Enfin deux mécanismes semblent très important pour redonner au peuple sa souveraineté. D’une part le Veto populaire et d’autre part la révocation populaire. Le Veto populaire consiste en l’intervention du peuple avant que la loi ne soit exécutoire. La loi n’étant que voté par le parlement n’est pas encore obligatoire ce qui permet d’empêcher que le texte soit exécutoire. Pour cela on va permettre au peuple de déposer une pétition qui dès lors ou elle aura rassembler une somme suffisante de signature, qui empêchera l’entrer en vigueur de la loi. Enfin il faudrait instaurer la procédure de révocation populaire qui permet aux citoyens d’obtenir le retrait d’un mandat électif conféré à un individu ou à une assemblée avant son terme légal. Ce système de révocation populaire existe déjà dans 8 Etats américains qui appellent cette procédure le « recall », il existe aussi en Suisse avec le système de l’ « aberrunfungsrecht ».

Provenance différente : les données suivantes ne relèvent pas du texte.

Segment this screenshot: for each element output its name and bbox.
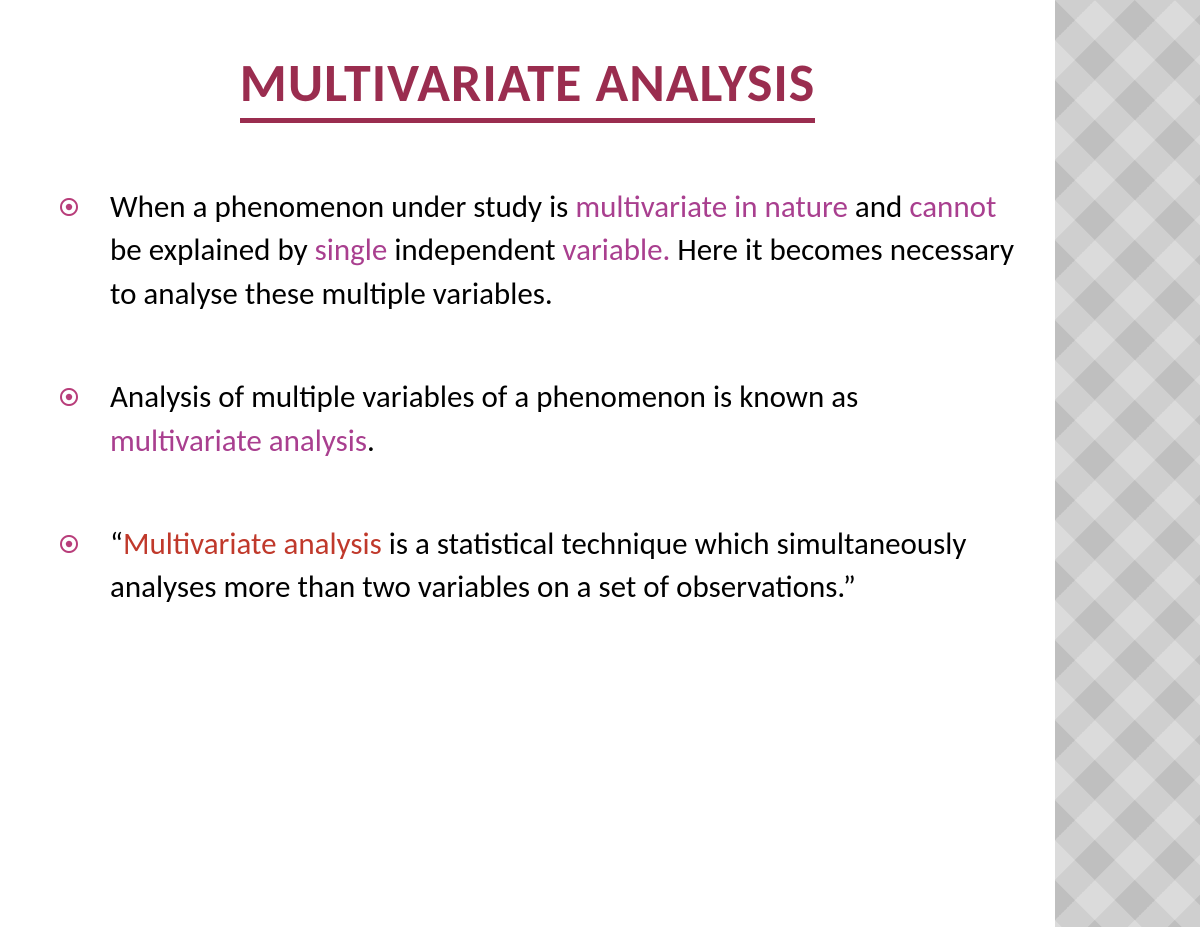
text-segment: When a phenomenon under study is	[110, 188, 575, 226]
target-bullet-icon	[60, 535, 78, 553]
text-segment: variable.	[563, 231, 671, 269]
text-segment: cannot	[909, 188, 996, 226]
slide-content: MULTIVARIATE ANALYSIS When a phenomenon …	[0, 0, 1055, 927]
text-segment: be explained by	[110, 231, 315, 269]
target-bullet-icon	[60, 198, 78, 216]
text-segment: multivariate in nature	[575, 188, 848, 226]
text-segment: independent	[387, 231, 562, 269]
text-segment: multivariate analysis	[110, 422, 367, 460]
list-item: When a phenomenon under study is multiva…	[60, 186, 1015, 316]
list-item: “Multivariate analysis is a statistical …	[60, 523, 1015, 610]
slide-title: MULTIVARIATE ANALYSIS	[0, 50, 1055, 116]
bullet-list: When a phenomenon under study is multiva…	[0, 186, 1055, 610]
text-segment: “	[110, 525, 123, 563]
list-item: Analysis of multiple variables of a phen…	[60, 376, 1015, 463]
target-bullet-icon	[60, 388, 78, 406]
slide-title-text: MULTIVARIATE ANALYSIS	[240, 50, 816, 123]
list-item-text: “Multivariate analysis is a statistical …	[110, 523, 1015, 610]
text-segment: single	[315, 231, 388, 269]
list-item-text: Analysis of multiple variables of a phen…	[110, 376, 1015, 463]
text-segment: Analysis of multiple variables of a phen…	[110, 378, 858, 416]
text-segment: Multivariate analysis	[123, 525, 382, 563]
list-item-text: When a phenomenon under study is multiva…	[110, 186, 1015, 316]
decorative-sidebar	[1055, 0, 1200, 927]
text-segment: and	[848, 188, 909, 226]
text-segment: .	[367, 422, 375, 460]
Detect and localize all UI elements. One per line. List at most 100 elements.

D’un point de vue purement démocratique il est nécessaire de ne pas résumer notre démocratie à la seule élection du président de la république. En effet, il est nécessaire de rappeler que au premier tour seulement une petite partie de la population adhère pleinement au projet d’un candidat. Prenons pour exemple le premier tour des élections présidentielles de 2017. Emmanuel Macron, le candidat arrivant en tête de ce premier tour rassemble 24% des suffrages. Par conséquent les 76 % de la population restant n’adhère pas à son projet politique. En d’autres termes cela signifie que le président Emmanuel Macron convient véritablement à seulement 24% des Français. Il est alors nécessaire de s’appuyer sur d’autres élections pour permettre au peuple d’exprimer sa volonté.

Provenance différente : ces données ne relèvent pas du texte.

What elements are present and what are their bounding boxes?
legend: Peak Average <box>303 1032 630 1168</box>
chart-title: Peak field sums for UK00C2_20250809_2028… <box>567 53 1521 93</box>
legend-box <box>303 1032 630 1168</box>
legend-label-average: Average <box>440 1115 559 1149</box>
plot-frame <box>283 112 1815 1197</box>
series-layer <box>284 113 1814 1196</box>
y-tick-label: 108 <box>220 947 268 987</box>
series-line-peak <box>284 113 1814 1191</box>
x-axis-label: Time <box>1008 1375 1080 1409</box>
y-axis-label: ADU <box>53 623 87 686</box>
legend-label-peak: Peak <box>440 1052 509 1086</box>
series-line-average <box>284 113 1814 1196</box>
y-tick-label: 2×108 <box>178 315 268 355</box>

Enfin l’un des outils révolutionnaire permettant de pallier la crise de la représentation est l’utilisation des outils numériques. En effet, le numérique a transformé la vie politique. Les responsables politiques ayant aujourd’hui un poids conséquent utilisent tous les réseaux sociaux pour servir leur campagne et pour renvoyer une bonne image dans le but de se reconnecter avec leurs électeurs. En ce sens les réseaux sociaux sont un moyen de démocratie participative à part entière puisque les citoyens peuvent être sollicité par le biais de sondages, de questions ou en interagissant directement avec ses représentants notamment par le biais d’espaces de discussions comme sur Twitter.

 

CONCLUSION

L’élection du président de la république au suffrage universel direct ne doit pas être le seul moment démocratique. En effet face à la crise de la représentativité que traverse notre démocratie il est impératif de reconnecter le peuple avec ses élites tout en instaurant un climat de confiance. Pour ce faire il faut redonner au peuple le pouvoir de prendre part à la vie politique par des mécanismes de démocratie directe, de démocratie délibérative et participative. Ainsi le peuple sera véritablement souverain et acteur de son destin.